けど、結局大事なのは最初に言ったけど、その場の雰囲気をどうコントロールするかだから、一番大事なのはテンションかな。(笑)
テンション上げたらお客さんもテンション上がるし、ここ落ち着かせるタイミングって場合だったら声の抑揚やトーンだったりを落としたら、お客さんも落ち着かせられる。正直、テンション次第で大会を盛り上げるかぶち壊すかできると思ってる。
MCじゃなくても人生の経験として色々やってみることは大事
-最後になりますがMCに挑戦したい人や興味を持っている人に一言頂けないでしょうか?
MC-FAther : 細かいこと考えずにやってみて欲しい! 結局、MCもダブルダッチのパフォーマンスするってことも「人前に立って何かをやる」・「人に何かを伝える」って面では同じだと思う。人前で喋るの苦手な人って結構居ると思うんだけど、ダブルダッチしているなら人前でパフォーマンスしてるじゃんって感じ。(笑)それだったらダブルダッチと一緒で堂々とやればいいじゃないと思ってる!
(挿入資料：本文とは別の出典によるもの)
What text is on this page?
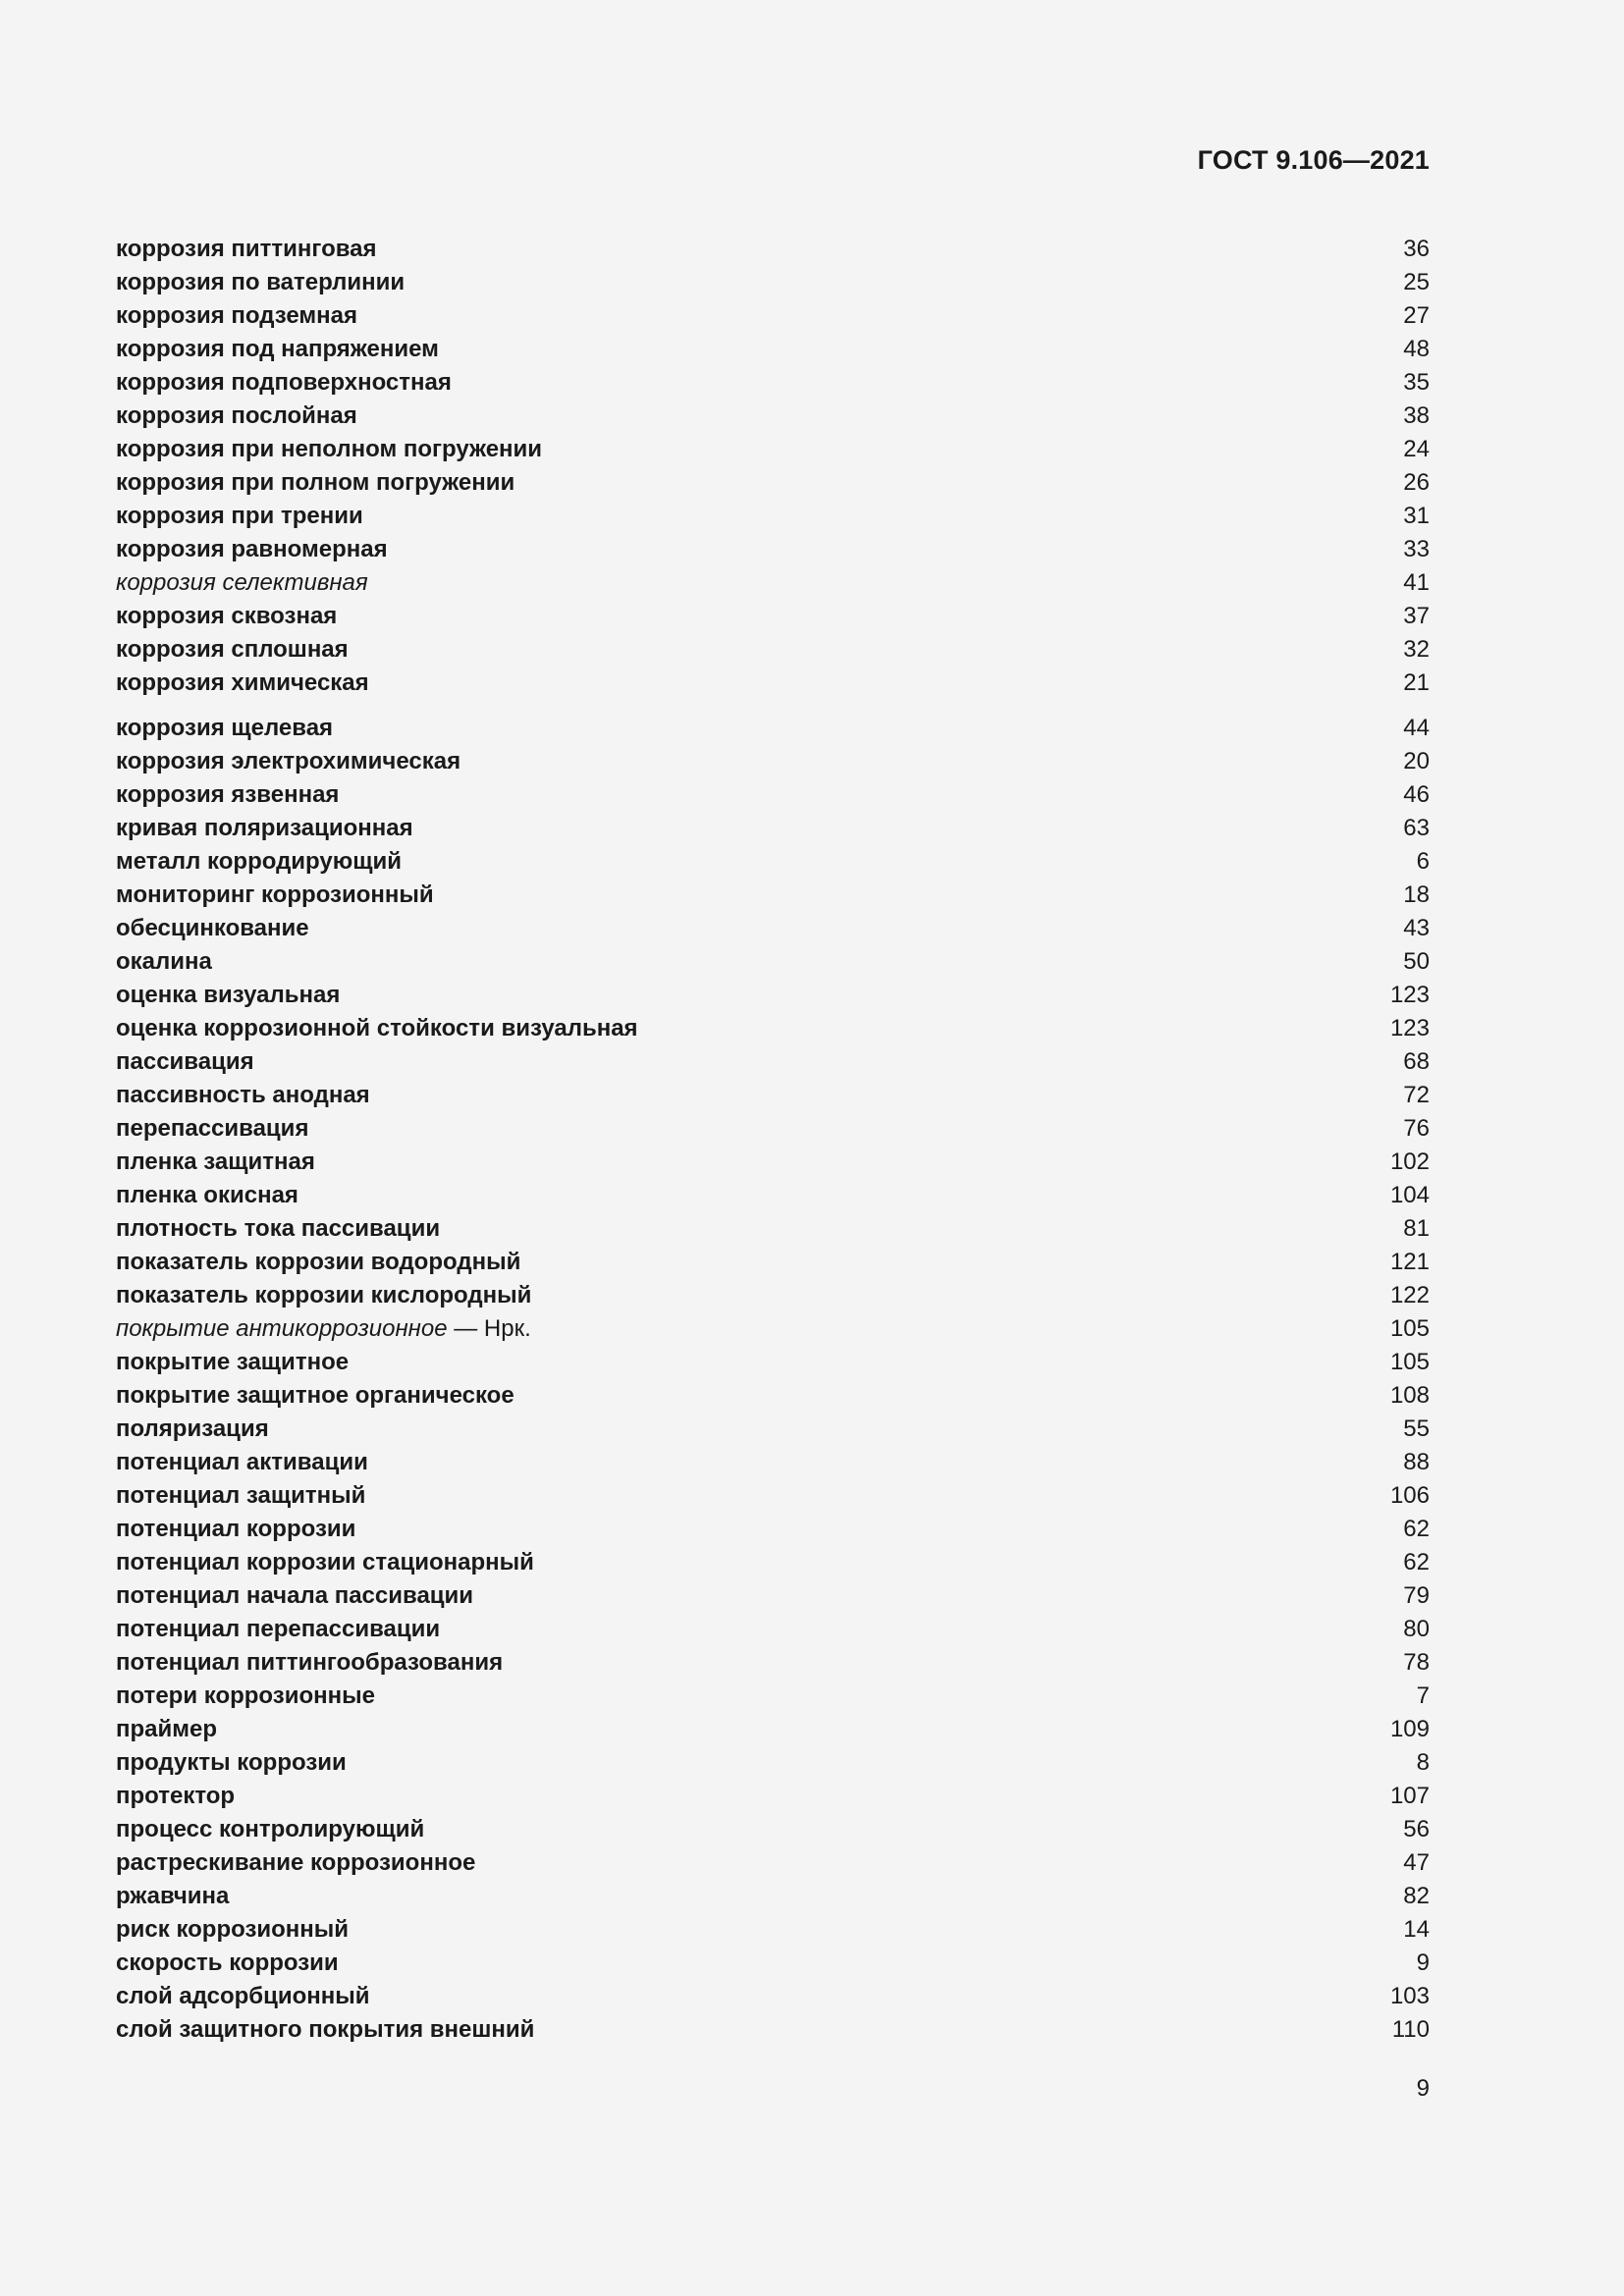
ГОСТ 9.106—2021
коррозия питтинговая	36
коррозия по ватерлинии	25
коррозия подземная	27
коррозия под напряжением	48
коррозия подповерхностная	35
коррозия послойная	38
коррозия при неполном погружении	24
коррозия при полном погружении	26
коррозия при трении	31
коррозия равномерная	33
коррозия селективная	41
коррозия сквозная	37
коррозия сплошная	32
коррозия химическая	21
коррозия щелевая	44
коррозия электрохимическая	20
коррозия язвенная	46
кривая поляризационная	63
металл корродирующий	6
мониторинг коррозионный	18
обесцинкование	43
окалина	50
оценка визуальная	123
оценка коррозионной стойкости визуальная	123
пассивация	68
пассивность анодная	72
перепассивация	76
пленка защитная	102
пленка окисная	104
плотность тока пассивации	81
показатель коррозии водородный	121
показатель коррозии кислородный	122
покрытие антикоррозионное — Нрк.	105
покрытие защитное	105
покрытие защитное органическое	108
поляризация	55
потенциал активации	88
потенциал защитный	106
потенциал коррозии	62
потенциал коррозии стационарный	62
потенциал начала пассивации	79
потенциал перепассивации	80
потенциал питтингообразования	78
потери коррозионные	7
праймер	109
продукты коррозии	8
протектор	107
процесс контролирующий	56
растрескивание коррозионное	47
ржавчина	82
риск коррозионный	14
скорость коррозии	9
слой адсорбционный	103
слой защитного покрытия внешний	110
9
もちろん細かいやり方は人それぞれだけど、どれが正解でどれが間違いとか選択するのは全部自分次第。だから少しでも興味のある人はダブルダッチと一緒で挑戦してみて欲しいな。
-確かにステージの上で人前に立つという部分は一緒ですね。
MC-FAther : だからこそステージに立つ以上は自分を磨いていかなければいけないって常に思っている。 舞台の上では、その人の人間性だったり性格が結構浮き彫りになるからね。 俺の場合は選手より舞台に立ってる時間が多い分なおさら感じてるかな。
-それ以外にもMCなる人に挑戦して欲しいこととかありますか?
MC-FAther : あと、いろんな場所に出向いて世の中に何があるのかを知って欲しい。
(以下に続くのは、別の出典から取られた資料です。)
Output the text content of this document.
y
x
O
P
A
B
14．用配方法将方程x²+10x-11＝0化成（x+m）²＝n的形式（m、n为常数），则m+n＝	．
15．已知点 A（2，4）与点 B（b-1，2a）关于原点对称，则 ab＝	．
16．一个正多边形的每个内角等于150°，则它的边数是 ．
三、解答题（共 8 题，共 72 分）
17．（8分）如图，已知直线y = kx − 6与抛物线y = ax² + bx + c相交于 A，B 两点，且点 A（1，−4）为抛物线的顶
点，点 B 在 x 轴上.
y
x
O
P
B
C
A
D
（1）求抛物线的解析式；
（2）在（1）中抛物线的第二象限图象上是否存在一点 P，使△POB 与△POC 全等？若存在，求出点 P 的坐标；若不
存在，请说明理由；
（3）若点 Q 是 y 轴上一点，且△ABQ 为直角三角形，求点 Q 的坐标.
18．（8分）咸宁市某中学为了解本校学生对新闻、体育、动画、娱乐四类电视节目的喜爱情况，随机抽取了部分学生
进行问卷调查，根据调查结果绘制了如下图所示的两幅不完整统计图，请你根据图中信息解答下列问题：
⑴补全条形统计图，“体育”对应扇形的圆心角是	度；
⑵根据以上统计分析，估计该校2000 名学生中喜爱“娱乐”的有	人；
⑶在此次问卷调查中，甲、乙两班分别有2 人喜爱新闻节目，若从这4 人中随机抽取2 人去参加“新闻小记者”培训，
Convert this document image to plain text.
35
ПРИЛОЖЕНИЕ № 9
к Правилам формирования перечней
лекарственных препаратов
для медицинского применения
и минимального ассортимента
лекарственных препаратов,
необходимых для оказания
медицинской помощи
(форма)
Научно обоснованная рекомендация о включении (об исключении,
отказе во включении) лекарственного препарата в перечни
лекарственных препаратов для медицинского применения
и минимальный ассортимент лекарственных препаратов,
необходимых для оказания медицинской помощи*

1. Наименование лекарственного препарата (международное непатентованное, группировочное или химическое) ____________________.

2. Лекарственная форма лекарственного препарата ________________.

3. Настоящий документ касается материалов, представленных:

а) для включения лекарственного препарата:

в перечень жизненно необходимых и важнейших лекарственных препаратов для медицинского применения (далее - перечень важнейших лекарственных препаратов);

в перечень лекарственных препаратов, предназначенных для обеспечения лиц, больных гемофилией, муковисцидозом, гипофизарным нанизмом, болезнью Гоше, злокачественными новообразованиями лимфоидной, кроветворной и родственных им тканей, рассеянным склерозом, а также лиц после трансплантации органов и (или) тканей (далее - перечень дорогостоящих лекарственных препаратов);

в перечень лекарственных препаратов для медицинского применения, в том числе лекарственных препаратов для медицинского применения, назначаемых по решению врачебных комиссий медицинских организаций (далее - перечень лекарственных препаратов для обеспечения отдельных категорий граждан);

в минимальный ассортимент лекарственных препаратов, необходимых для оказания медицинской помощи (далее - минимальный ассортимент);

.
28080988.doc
ダブルダッチの世界だけじゃなく、他ジャンルのイベントに行っていろんなカルチャーの人たちと絡んで「こういう見せ方もあるんだ」って勉強するのもすごく大事。
俺はそういうカルチャー部分を色々勉強して経験していったら、MCやるのもすごく楽しくなったかな。知識も増えるし、こういうときこんな言葉を使えば良いんだって思うことも沢山あるからね。
MCじゃなくても人生の経験として色々やってみることは大事だよ。 (笑)
-確かに何でも経験することで自分にインプットされて、成長していきますよね。
MC-FAther : 上手い下手関係なく、見たこと聞いたこと、面白そうなこと、とりあえずやってみようって感じ。その精神が大事。
ここだけの話、今のダブルダッチシーンの中でのMCのポジションは頑張ろうと思えば挑戦する機会が沢山あると思う。俺の食い扶持が無くなるのは困るけど。(笑)
けども、学生の時にMCポジションを作りたいと思って動き出したのも俺なんだよね。だから後輩のMCが育って欲しいって思うのも事実なんだ。絶対負けたくないけどね。(笑)
-今後はダブルダッチシーンにとって、どんなMCの展望がありますか?
MC-FAther : MCでも俺には俺の見せ方がある。ダブルダッチでもダンサーでもそうだけど、色々な武器や個性を持ってるMCがさらに出てくれば、きっとダブルダッチシーンも盛り上がると思う。将来的にダブルダッチにおいてMCのコミュニティーも出来てきたら嬉しいな!
MC-FAtherのインタビューはどうでしたでしょうか?現在、全国で大学生NO.1を決める大会「DOUBLE DUTCH DELIGHT」の予選が始まっています!学生の熱い気持ちが入ったパフォーマンスとともに各地方大会のMCのトークパフォーマンスにも耳をを傾けてはいかがでしょうか?新たな発見やMCの見方が変わるかもしれないです!